Joe Valvona, Regional Director of Breakthrough Performance Group’s newly formed Columbus office, has been teaching Six Sigma (SS) – now Lean Six Sigma (LSS) — for more than 10 years.  His involvement with LSS started when, as Director of Strategic Planning, he was selected to be included in a Black Belt training program offered by his then employer, a local hospital system.  The hospital system was making a major commitment to Six Sigma that involved training 4o Black Belts.  Joe was one of five Black Belts who were selected to go on to earn their Master Black Belt. Joe was responsible for mentoring a team of Black Belts, conducting LSS training within the organization, and identifying and scoping LSS projects.  Over the years, Joe has trained numerous Green Belts and Lean Leaders and participated in the development of Lean Six Sigma training curricula.

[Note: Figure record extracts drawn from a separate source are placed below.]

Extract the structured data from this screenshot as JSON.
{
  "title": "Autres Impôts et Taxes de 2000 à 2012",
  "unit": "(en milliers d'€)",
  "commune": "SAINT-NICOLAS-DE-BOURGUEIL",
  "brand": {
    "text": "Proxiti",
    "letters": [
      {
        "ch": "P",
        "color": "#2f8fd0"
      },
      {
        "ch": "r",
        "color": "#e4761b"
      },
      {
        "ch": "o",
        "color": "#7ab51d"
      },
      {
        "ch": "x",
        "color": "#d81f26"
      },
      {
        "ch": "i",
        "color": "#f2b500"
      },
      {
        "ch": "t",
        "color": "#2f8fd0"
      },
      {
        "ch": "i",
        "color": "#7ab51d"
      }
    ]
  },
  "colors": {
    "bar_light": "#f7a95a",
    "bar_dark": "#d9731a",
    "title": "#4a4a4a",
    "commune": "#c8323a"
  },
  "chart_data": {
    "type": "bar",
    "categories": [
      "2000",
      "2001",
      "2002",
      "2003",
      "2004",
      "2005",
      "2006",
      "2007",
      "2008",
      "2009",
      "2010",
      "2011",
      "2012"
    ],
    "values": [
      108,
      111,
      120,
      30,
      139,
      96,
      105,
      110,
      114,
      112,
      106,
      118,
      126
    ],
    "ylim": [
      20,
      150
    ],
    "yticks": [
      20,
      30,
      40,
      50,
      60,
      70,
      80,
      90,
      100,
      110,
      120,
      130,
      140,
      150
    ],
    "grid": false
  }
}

He is known for his ability to help students understand LSS statistical concepts and tools.

What Joe Valvona wants his BPG students and clients to know about LSS:

  1. It works!  LSS is a methodology and set of tools that improves processes, saves money, and helps organizations meet customer expectations.
  2. After completing any level of LSS training, you will bring a new perspective and mindset to projects and problems at work and at home.

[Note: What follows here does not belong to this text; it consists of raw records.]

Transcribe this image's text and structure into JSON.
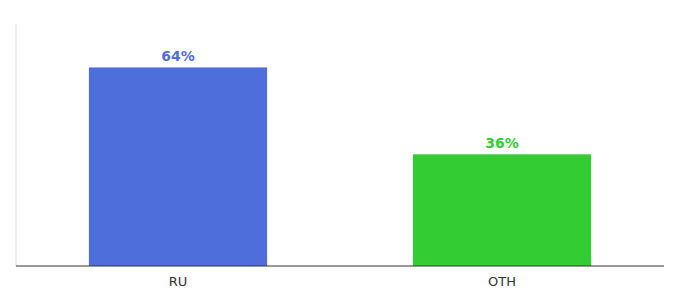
{
  "chart_data": {
    "type": "bar",
    "categories": [
      "RU",
      "OTH"
    ],
    "values": [
      64,
      36
    ],
    "value_labels": [
      "64%",
      "36%"
    ],
    "colors": [
      "#4d6edb",
      "#33cc33"
    ],
    "ylim": [
      0,
      78
    ],
    "data_labels": true,
    "tick_labels": "x",
    "grid": false
  }
}
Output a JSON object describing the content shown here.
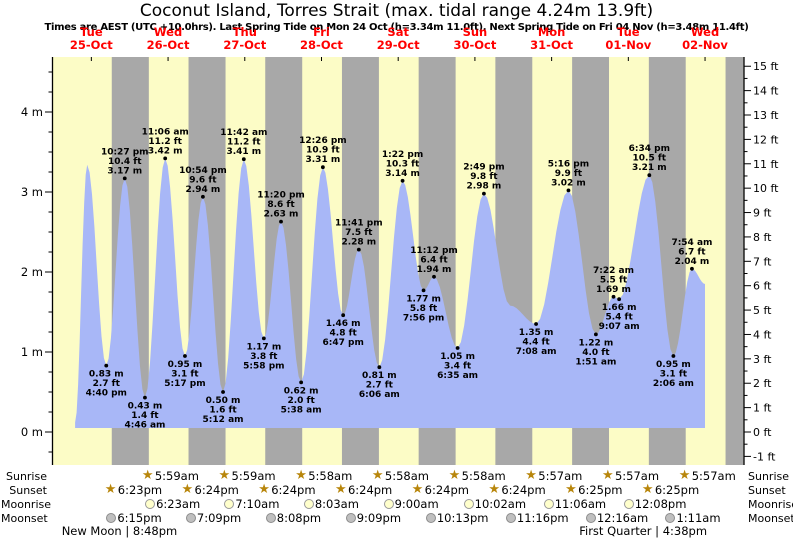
{
  "header": {
    "title": "Coconut Island, Torres Strait (max. tidal range 4.24m 13.9ft)",
    "subtitle": "Times are AEST (UTC +10.0hrs). Last Spring Tide on Mon 24 Oct (h=3.34m 11.0ft). Next Spring Tide on Fri 04 Nov (h=3.48m 11.4ft)"
  },
  "chart_data": {
    "type": "area",
    "title": "Coconut Island, Torres Strait (max. tidal range 4.24m 13.9ft)",
    "days": [
      {
        "weekday": "Tue",
        "date": "25-Oct"
      },
      {
        "weekday": "Wed",
        "date": "26-Oct"
      },
      {
        "weekday": "Thu",
        "date": "27-Oct"
      },
      {
        "weekday": "Fri",
        "date": "28-Oct"
      },
      {
        "weekday": "Sat",
        "date": "29-Oct"
      },
      {
        "weekday": "Sun",
        "date": "30-Oct"
      },
      {
        "weekday": "Mon",
        "date": "31-Oct"
      },
      {
        "weekday": "Tue",
        "date": "01-Nov"
      },
      {
        "weekday": "Wed",
        "date": "02-Nov"
      }
    ],
    "y_axis_left": {
      "unit": "m",
      "tick_labels": [
        "4 m",
        "3 m",
        "2 m",
        "1 m",
        "0 m"
      ],
      "tick_values": [
        4,
        3,
        2,
        1,
        0
      ],
      "minor_step_m": 0.25,
      "range_m": [
        -0.4,
        4.65
      ]
    },
    "y_axis_right": {
      "unit": "ft",
      "tick_labels": [
        "15 ft",
        "14 ft",
        "13 ft",
        "12 ft",
        "11 ft",
        "10 ft",
        "9 ft",
        "8 ft",
        "7 ft",
        "6 ft",
        "5 ft",
        "4 ft",
        "3 ft",
        "2 ft",
        "1 ft",
        "0 ft",
        "-1 ft"
      ],
      "tick_values": [
        15,
        14,
        13,
        12,
        11,
        10,
        9,
        8,
        7,
        6,
        5,
        4,
        3,
        2,
        1,
        0,
        -1
      ]
    },
    "tides": [
      {
        "day": 0,
        "hour": 10.7,
        "m": "3.34",
        "type": "high",
        "labeled": false
      },
      {
        "day": 0,
        "time": "4:40 pm",
        "m": "0.83",
        "ft": "2.7",
        "type": "low"
      },
      {
        "day": 0,
        "time": "10:27 pm",
        "m": "3.17",
        "ft": "10.4",
        "type": "high"
      },
      {
        "day": 1,
        "time": "4:46 am",
        "m": "0.43",
        "ft": "1.4",
        "type": "low"
      },
      {
        "day": 1,
        "time": "11:06 am",
        "m": "3.42",
        "ft": "11.2",
        "type": "high"
      },
      {
        "day": 1,
        "time": "5:17 pm",
        "m": "0.95",
        "ft": "3.1",
        "type": "low"
      },
      {
        "day": 1,
        "time": "10:54 pm",
        "m": "2.94",
        "ft": "9.6",
        "type": "high"
      },
      {
        "day": 2,
        "time": "5:12 am",
        "m": "0.50",
        "ft": "1.6",
        "type": "low"
      },
      {
        "day": 2,
        "time": "11:42 am",
        "m": "3.41",
        "ft": "11.2",
        "type": "high"
      },
      {
        "day": 2,
        "time": "5:58 pm",
        "m": "1.17",
        "ft": "3.8",
        "type": "low"
      },
      {
        "day": 2,
        "time": "11:20 pm",
        "m": "2.63",
        "ft": "8.6",
        "type": "high"
      },
      {
        "day": 3,
        "time": "5:38 am",
        "m": "0.62",
        "ft": "2.0",
        "type": "low"
      },
      {
        "day": 3,
        "time": "12:26 pm",
        "m": "3.31",
        "ft": "10.9",
        "type": "high"
      },
      {
        "day": 3,
        "time": "6:47 pm",
        "m": "1.46",
        "ft": "4.8",
        "type": "low"
      },
      {
        "day": 3,
        "time": "11:41 pm",
        "m": "2.28",
        "ft": "7.5",
        "type": "high"
      },
      {
        "day": 4,
        "time": "6:06 am",
        "m": "0.81",
        "ft": "2.7",
        "type": "low"
      },
      {
        "day": 4,
        "time": "1:22 pm",
        "m": "3.14",
        "ft": "10.3",
        "type": "high"
      },
      {
        "day": 4,
        "time": "7:56 pm",
        "m": "1.77",
        "ft": "5.8",
        "type": "low"
      },
      {
        "day": 4,
        "time": "11:12 pm",
        "m": "1.94",
        "ft": "6.4",
        "type": "high"
      },
      {
        "day": 5,
        "time": "6:35 am",
        "m": "1.05",
        "ft": "3.4",
        "type": "low"
      },
      {
        "day": 5,
        "time": "2:49 pm",
        "m": "2.98",
        "ft": "9.8",
        "type": "high"
      },
      {
        "day": 5,
        "hour": 23.0,
        "m": "1.58",
        "type": "shoulder",
        "labeled": false
      },
      {
        "day": 6,
        "time": "7:08 am",
        "m": "1.35",
        "ft": "4.4",
        "type": "low"
      },
      {
        "day": 6,
        "time": "5:16 pm",
        "m": "3.02",
        "ft": "9.9",
        "type": "high"
      },
      {
        "day": 7,
        "time": "1:51 am",
        "m": "1.22",
        "ft": "4.0",
        "type": "low"
      },
      {
        "day": 7,
        "time": "7:22 am",
        "m": "1.69",
        "ft": "5.5",
        "type": "high"
      },
      {
        "day": 7,
        "time": "9:07 am",
        "m": "1.66",
        "ft": "5.4",
        "type": "low"
      },
      {
        "day": 7,
        "time": "6:34 pm",
        "m": "3.21",
        "ft": "10.5",
        "type": "high"
      },
      {
        "day": 8,
        "time": "2:06 am",
        "m": "0.95",
        "ft": "3.1",
        "type": "low"
      },
      {
        "day": 8,
        "time": "7:54 am",
        "m": "2.04",
        "ft": "6.7",
        "type": "high"
      }
    ],
    "curve_start": {
      "day": 0,
      "hour": 6.9,
      "m": "0.12"
    },
    "curve_end": {
      "day": 8,
      "hour": 12.0,
      "m": "1.85"
    },
    "colors": {
      "day_band": "#FCFCC6",
      "night_band": "#A8A8A8",
      "tide_fill": "#A8B7F7",
      "day_label": "#FF0000",
      "annotation": "#000000",
      "axis": "#000000",
      "star": "#B8860B",
      "moonrise_fill": "#FFFFCC",
      "moonrise_border": "#999999",
      "moonset_fill": "#BFBFBF",
      "moonset_border": "#8C8C8C"
    }
  },
  "astro": {
    "rows": [
      {
        "id": "sunrise",
        "label": "Sunrise",
        "icon": "sunrise-star-icon",
        "times": [
          null,
          "5:59am",
          "5:59am",
          "5:58am",
          "5:58am",
          "5:58am",
          "5:57am",
          "5:57am",
          "5:57am"
        ]
      },
      {
        "id": "sunset",
        "label": "Sunset",
        "icon": "sunset-star-icon",
        "times": [
          "6:23pm",
          "6:24pm",
          "6:24pm",
          "6:24pm",
          "6:24pm",
          "6:24pm",
          "6:25pm",
          "6:25pm",
          null
        ]
      },
      {
        "id": "moonrise",
        "label": "Moonrise",
        "icon": "moonrise-icon",
        "times": [
          null,
          "6:23am",
          "7:10am",
          "8:03am",
          "9:00am",
          "10:02am",
          "11:06am",
          "12:08pm",
          null
        ]
      },
      {
        "id": "moonset",
        "label": "Moonset",
        "icon": "moonset-icon",
        "times": [
          "6:15pm",
          "7:09pm",
          "8:08pm",
          "9:09pm",
          "10:13pm",
          "11:16pm",
          null,
          "12:16am",
          "1:11am"
        ]
      }
    ],
    "moon_phases": [
      {
        "label": "New Moon | 8:48pm",
        "day": 0,
        "time": "8:48pm"
      },
      {
        "label": "First Quarter | 4:38pm",
        "day": 7,
        "time": "4:38pm"
      }
    ]
  }
}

  3. If you have a hard time with the analytical aspects of LSS, don’t be intimidated. Instead, get comfortable with:
  • basic analytical and graphing tools in Excel. Learn how to use line and bar charts and how to calculate means and medians.
  • knowing  that you can always “phone a friend.”  The reference book has a wealth of information and your instructors are always willing to help in any way.

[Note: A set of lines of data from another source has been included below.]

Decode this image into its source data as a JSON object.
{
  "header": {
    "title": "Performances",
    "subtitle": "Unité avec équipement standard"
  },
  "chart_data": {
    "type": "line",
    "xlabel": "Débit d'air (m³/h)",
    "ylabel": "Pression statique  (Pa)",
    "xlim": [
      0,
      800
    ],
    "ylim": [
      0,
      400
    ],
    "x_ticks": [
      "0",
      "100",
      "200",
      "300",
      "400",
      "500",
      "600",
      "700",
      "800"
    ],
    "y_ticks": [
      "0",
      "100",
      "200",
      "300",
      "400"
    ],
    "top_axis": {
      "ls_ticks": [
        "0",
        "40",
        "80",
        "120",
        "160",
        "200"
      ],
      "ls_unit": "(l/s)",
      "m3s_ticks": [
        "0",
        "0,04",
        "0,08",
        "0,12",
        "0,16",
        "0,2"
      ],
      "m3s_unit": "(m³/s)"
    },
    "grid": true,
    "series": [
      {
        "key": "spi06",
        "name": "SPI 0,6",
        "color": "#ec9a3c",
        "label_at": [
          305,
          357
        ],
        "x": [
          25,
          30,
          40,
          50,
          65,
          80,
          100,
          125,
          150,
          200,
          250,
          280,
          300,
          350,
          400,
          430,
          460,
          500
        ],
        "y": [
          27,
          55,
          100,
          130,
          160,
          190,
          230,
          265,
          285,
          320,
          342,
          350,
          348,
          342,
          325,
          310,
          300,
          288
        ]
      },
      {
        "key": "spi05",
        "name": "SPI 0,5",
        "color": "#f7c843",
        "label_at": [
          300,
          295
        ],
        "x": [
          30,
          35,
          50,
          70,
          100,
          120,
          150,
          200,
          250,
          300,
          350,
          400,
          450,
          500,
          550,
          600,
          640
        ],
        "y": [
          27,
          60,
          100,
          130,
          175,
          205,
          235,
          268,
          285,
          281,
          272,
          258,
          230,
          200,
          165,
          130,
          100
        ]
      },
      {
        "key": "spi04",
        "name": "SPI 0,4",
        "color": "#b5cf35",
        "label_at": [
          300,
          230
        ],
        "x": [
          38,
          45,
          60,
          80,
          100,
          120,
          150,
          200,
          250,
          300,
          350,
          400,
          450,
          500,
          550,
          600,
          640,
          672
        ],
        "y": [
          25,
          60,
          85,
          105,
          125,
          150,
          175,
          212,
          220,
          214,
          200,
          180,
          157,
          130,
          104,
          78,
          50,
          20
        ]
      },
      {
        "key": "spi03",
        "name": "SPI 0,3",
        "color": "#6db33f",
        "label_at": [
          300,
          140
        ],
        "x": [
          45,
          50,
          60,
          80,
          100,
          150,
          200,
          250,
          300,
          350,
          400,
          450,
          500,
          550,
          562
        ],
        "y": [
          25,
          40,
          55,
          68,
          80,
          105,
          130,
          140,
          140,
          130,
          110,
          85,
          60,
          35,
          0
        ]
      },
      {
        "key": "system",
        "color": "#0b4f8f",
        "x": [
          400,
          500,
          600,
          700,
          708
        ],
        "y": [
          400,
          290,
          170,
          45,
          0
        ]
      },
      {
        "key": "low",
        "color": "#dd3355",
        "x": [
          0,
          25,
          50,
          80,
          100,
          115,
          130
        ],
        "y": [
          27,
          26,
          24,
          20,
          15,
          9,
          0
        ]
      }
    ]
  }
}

  • learning; the more you practice, the easier it will become.

LSS Experiences Joe shares with students: Joe says that one of the criticisms he hears – and disputes – about LSS is that it takes too long to see results.  Joe explains the length of time a project takes is dependent on its scope, the availability of resources, and the data available.  When teaching, Joe often includes two experiences, one long and one short that illustrate this point as well as key LSS analytical tools. The long project was a designed experiment that used regression analysis to identify the most effective scenario for collecting on outstanding balances. The shorter project  lasted about three weeks. After collecting and analyzing emergency room data, Joe’s LSS  team was able to create a plan to improve emergency room cycle time by reallocating staff.

LSS is About Doing Better: Joe recalls a summer job he had at a large bakery when he was in college.  Associates wore hats with the slogan “Good Enough Isn’t Good Enough for ____.”  Joe takes that message to heart and says that if a company is not meeting customer expectations, they need to do better. LSS provides the tools to do that in any industry in almost every instance.